François-Xavier Maigre

mercredi 24 février 2010

Deux poèmes dans "Comme en poésie" n° 41

Un petit coup de pub... Après tout, ce blog sert aussi à cela ! Deux de mes poèmes ("Houlgate" et "Indélicatesses") seront au sommaire de la revue Comme en poésie n°41, à paraître ces jours-ci. Cette publication, animée par le truculent Jean-Pierre Lesieur, vient de fêter ses dix ans. Merci à lui, et bonne lecture aux nombreux fidèles de cette revue éclectique et attachante !

F-X.M.

mardi 23 février 2010

A quoi sert un poème ?

Éternelle question, sans cesse débattue, jamais tranchée... Au détour d'un billet publié sur son blog, le poète et universitaire Jean-Michel Maulpoix a cette réflexion, très juste : Le poème, dit-il, est "un curieux objet de langue, généralement de petite taille – on le dira volontiers « portatif » – fait pour être porté, appris par cœur, offert, transmis, issu du plus intime de soi et destiné au plus intime de l’autre". En somme, poursuit le directeur du Nouveau Recueil, "c’est un don fait à quiconque", il "appartient à celui qui le trouve, à celui qui le lit et qui peut-être va le faire sien". Ainsi, "le poème porte en lui comme sa raison d’être l’espérance d’être lu".

F-X.M.

mercredi 17 février 2010

Tomislav, la voix qu'on n'attendait plus

Assister à un concert de Tomislav, c'est subir un choc physique. Comment un gars aussi timide, planté seul, sur scène, muni du strict nécessaire, peut-il générer pareille profusion de sons et de couleurs ? De mémoire de mélomane, jamais je n'avais reçu une telle décharge d'adrénaline en "live". Trentaine bien sonnée, Tomislav est l'un des visages montants de la scène alternative francilienne. Je vous l'accorde : le coup de l'homme orchestre, on nous l'a déjà fait (Matt Mahaffey, Ed Harcourt...) Avec sa grosse caisse, sa cymbale charleston, sa guitare et son harmonica, notre homme n'a, d'évidence, rien inventé. Sans doute aussi le blondinet à la six cordes cabossée surfe-t-il intelligemment sur la vague "chanson-folk" du moment... Il reste qu'avec Tomislav, la formule atteint une perfection et une justesse rarement égalées.
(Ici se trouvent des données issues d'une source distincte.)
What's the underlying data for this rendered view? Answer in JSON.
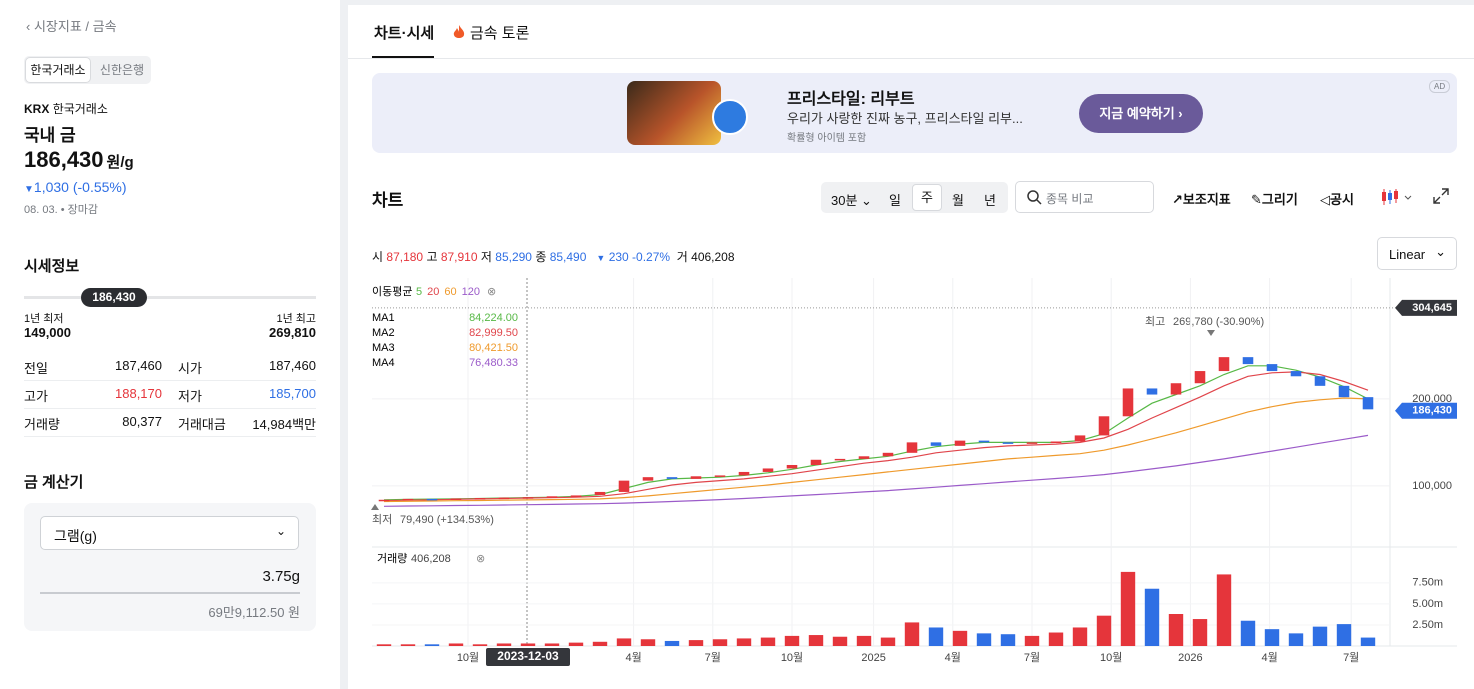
{
  "sidebar": {
    "breadcrumb": "시장지표 / 금속",
    "source_tabs": [
      "한국거래소",
      "신한은행"
    ],
    "exchange_code": "KRX",
    "exchange": "한국거래소",
    "name": "국내 금",
    "price": "186,430",
    "unit": "원/g",
    "change": "1,030 (-0.55%)",
    "date": "08. 03.",
    "status": "장마감",
    "section_title": "시세정보",
    "range_current": "186,430",
    "low_label": "1년 최저",
    "low": "149,000",
    "high_label": "1년 최고",
    "high": "269,810",
    "stats": [
      [
        "전일",
        "187,460",
        "시가",
        "187,460"
      ],
      [
        "고가",
        "188,170",
        "저가",
        "185,700"
      ],
      [
        "거래량",
        "80,377",
        "거래대금",
        "14,984백만"
      ]
    ],
    "calc_title": "금 계산기",
    "calc_unit": "그램(g)",
    "calc_amount": "3.75g",
    "calc_result": "69만9,112.50 원"
  },
  "tabs": [
    "차트·시세",
    "금속 토론"
  ],
  "ad": {
    "title": "프리스타일: 리부트",
    "description": "우리가 사랑한 진짜 농구, 프리스타일 리부...",
    "note": "확률형 아이템 포함",
    "button": "지금 예약하기 ›",
    "badge": "AD"
  },
  "toolbar": {
    "title": "차트",
    "interval": "30분",
    "periods": [
      "일",
      "주",
      "월",
      "년"
    ],
    "search": "종목 비교",
    "tools": [
      "보조지표",
      "그리기",
      "공시"
    ],
    "scale": "Linear"
  },
  "quote": {
    "open_label": "시",
    "open": "87,180",
    "high_label": "고",
    "high": "87,910",
    "low_label": "저",
    "low": "85,290",
    "close_label": "종",
    "close": "85,490",
    "change": "230 -0.27%",
    "volume_label": "거",
    "volume": "406,208"
  },
  "chart_data": {
    "type": "candlestick",
    "categories": [
      null,
      null,
      null,
      null,
      null,
      null,
      null,
      null,
      null,
      null,
      null,
      null,
      null,
      null,
      null,
      null,
      null,
      null,
      null,
      null,
      null,
      null,
      null,
      null,
      null,
      null,
      null,
      null,
      null,
      null,
      null,
      null,
      null,
      null,
      null,
      null,
      null,
      null,
      null,
      null,
      null,
      null
    ],
    "open": [
      83500,
      84000,
      85000,
      84500,
      85500,
      86000,
      86500,
      87000,
      88000,
      89500,
      93000,
      106000,
      110000,
      108000,
      111000,
      112000,
      116000,
      120000,
      124000,
      130000,
      131000,
      134000,
      138000,
      150000,
      146000,
      152000,
      150000,
      149000,
      150000,
      151000,
      158000,
      180000,
      212000,
      205000,
      218000,
      232000,
      248000,
      240000,
      232000,
      226000,
      215000,
      202000
    ],
    "close": [
      84000,
      85000,
      84500,
      85500,
      86000,
      86500,
      87000,
      88000,
      89000,
      93000,
      106000,
      110000,
      108000,
      111000,
      112000,
      116000,
      120000,
      124000,
      130000,
      131000,
      134000,
      138000,
      150000,
      146000,
      152000,
      150000,
      149000,
      150000,
      151000,
      158000,
      180000,
      212000,
      205000,
      218000,
      232000,
      248000,
      240000,
      232000,
      226000,
      215000,
      202000,
      188000
    ],
    "up_color": "#e5353b",
    "down_color": "#2f6fe4",
    "series": [
      {
        "name": "MA1",
        "color": "#57b846",
        "values": [
          84000,
          84500,
          84800,
          85000,
          85500,
          86000,
          86500,
          87000,
          88000,
          90000,
          97000,
          104000,
          108000,
          109000,
          110000,
          112000,
          115000,
          119000,
          124000,
          128000,
          131000,
          134000,
          140000,
          145000,
          148000,
          150000,
          150000,
          150000,
          150000,
          152000,
          160000,
          178000,
          195000,
          205000,
          215000,
          228000,
          238000,
          238000,
          233000,
          225000,
          214000,
          200000
        ]
      },
      {
        "name": "MA2",
        "color": "#e0454b",
        "values": [
          83000,
          83500,
          84000,
          84500,
          85000,
          85500,
          86000,
          86500,
          87000,
          88000,
          91000,
          96000,
          101000,
          104000,
          106000,
          108000,
          111000,
          114000,
          118000,
          122000,
          126000,
          129000,
          133000,
          138000,
          141000,
          144000,
          146000,
          147000,
          148000,
          150000,
          155000,
          165000,
          178000,
          190000,
          202000,
          215000,
          226000,
          230000,
          231000,
          228000,
          220000,
          210000
        ]
      },
      {
        "name": "MA3",
        "color": "#ef9a2c",
        "values": [
          82000,
          82300,
          82600,
          82900,
          83200,
          83500,
          83800,
          84200,
          84600,
          85000,
          86500,
          88500,
          91000,
          93500,
          96000,
          98500,
          101000,
          104000,
          107000,
          110000,
          113000,
          116000,
          119000,
          122000,
          125000,
          128000,
          131000,
          133000,
          135000,
          137000,
          141000,
          147000,
          154000,
          161000,
          169000,
          177000,
          185000,
          191000,
          196000,
          199000,
          201000,
          200000
        ]
      },
      {
        "name": "MA4",
        "color": "#9b5bc9",
        "values": [
          76500,
          76800,
          77100,
          77400,
          77700,
          78000,
          78300,
          78700,
          79100,
          79500,
          80200,
          81000,
          82000,
          83000,
          84200,
          85500,
          87000,
          88500,
          90000,
          91500,
          93000,
          94500,
          96500,
          98500,
          100500,
          102500,
          104500,
          106500,
          108500,
          110500,
          113000,
          116000,
          119500,
          123000,
          127000,
          131000,
          135500,
          140000,
          144500,
          149000,
          153500,
          158000
        ]
      }
    ],
    "ma_legend": {
      "title": "이동평균",
      "periods": [
        5,
        20,
        60,
        120
      ],
      "last_values": [
        "84,224.00",
        "82,999.50",
        "80,421.50",
        "76,480.33"
      ]
    },
    "ylim": [
      32000,
      339000
    ],
    "yticks": [
      {
        "value": 100000,
        "label": "100,000"
      },
      {
        "value": 200000,
        "label": "200,000"
      }
    ],
    "crosshair": {
      "value": 304645,
      "label": "304,645",
      "date": "2023-12-03"
    },
    "current": {
      "value": 186430,
      "label": "186,430"
    },
    "max_annotation": {
      "label": "최고",
      "text": "269,780 (-30.90%)"
    },
    "min_annotation": {
      "label": "최저",
      "text": "79,490 (+134.53%)"
    },
    "xlim": [
      -0.5,
      41.5
    ],
    "xticks": [
      {
        "value": 3.5,
        "label": "10월"
      },
      {
        "value": 10.4,
        "label": "4월"
      },
      {
        "value": 13.7,
        "label": "7월"
      },
      {
        "value": 17.0,
        "label": "10월"
      },
      {
        "value": 20.4,
        "label": "2025"
      },
      {
        "value": 23.7,
        "label": "4월"
      },
      {
        "value": 27.0,
        "label": "7월"
      },
      {
        "value": 30.3,
        "label": "10월"
      },
      {
        "value": 33.6,
        "label": "2026"
      },
      {
        "value": 36.9,
        "label": "4월"
      },
      {
        "value": 40.3,
        "label": "7월"
      }
    ],
    "volume": {
      "title": "거래량",
      "last": "406,208",
      "values": [
        0.2,
        0.2,
        0.2,
        0.3,
        0.2,
        0.3,
        0.3,
        0.3,
        0.4,
        0.5,
        0.9,
        0.8,
        0.6,
        0.7,
        0.8,
        0.9,
        1.0,
        1.2,
        1.3,
        1.1,
        1.2,
        1.0,
        2.8,
        2.2,
        1.8,
        1.5,
        1.4,
        1.2,
        1.6,
        2.2,
        3.6,
        8.8,
        6.8,
        3.8,
        3.2,
        8.5,
        3.0,
        2.0,
        1.5,
        2.3,
        2.6,
        1.0
      ],
      "ylim": [
        0,
        11.4
      ],
      "yticks": [
        {
          "value": 2.5,
          "label": "2.50m"
        },
        {
          "value": 5,
          "label": "5.00m"
        },
        {
          "value": 7.5,
          "label": "7.50m"
        }
      ]
    }
  }
}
Pour un peu, on jurerait entendre, par instants, un groupe au grand complet. Sa musique ? Une folk de la plus haute facture, traversée de réminiscences funk et bluesy, scandée par un phrasé guitaristique très hendrixien.
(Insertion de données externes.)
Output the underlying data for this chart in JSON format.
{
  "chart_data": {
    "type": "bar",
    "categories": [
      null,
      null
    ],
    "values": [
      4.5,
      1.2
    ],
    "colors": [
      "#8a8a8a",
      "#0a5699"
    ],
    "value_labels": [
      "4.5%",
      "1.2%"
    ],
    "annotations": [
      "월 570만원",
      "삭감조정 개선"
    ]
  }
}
Son timbre de voix, contemporain à souhait et moins gracile qu'il n'y paraît, évoque parfois Sinclair (mais la comparaison s'arrête là), John Butler ou Tété, auquel Tomislav pourrait faire une sérieuse concurrence, si une "major" finissait par le signer. Au-delà de la forme, celui qu'on surnomme parfois le "one man band" et qui a déjà ouvert pour Bruce Springsteen, son idole de toujours, témoigne d'une réelle finesse d'écriture. Il y a de l'orfèvre chez Tomislav, auteur attendrissant et lettré, souvent drôle. Son répertoire, ciselé dans la langue de Molière, laisse parfois deviner un regard critique sur le monde actuel ("Comme une balle", "Je suis là"...), explorant ailleurs les vertiges de l'âge adulte, et ses renoncements ("James Dean", "Le temps est à la fête"...) Effet miroir garanti ! Le thème du voyage, de l'itinérance déclinée sous toutes ses formes, est également très présent dans l'œuvre de ce fils de banlieue parisienne, partagé entre ses racines françaises et croates ("Demain", "Où vont les hommes"). Car il s'agit bien d'une œuvre. Une œuvre en devenir, certes - Tomislav n'a pas encore sorti d'album -, mais singulière et authentique, pleine de promesses dans un paysage radiophonique terriblement formaté. A goûter, de toute urgence.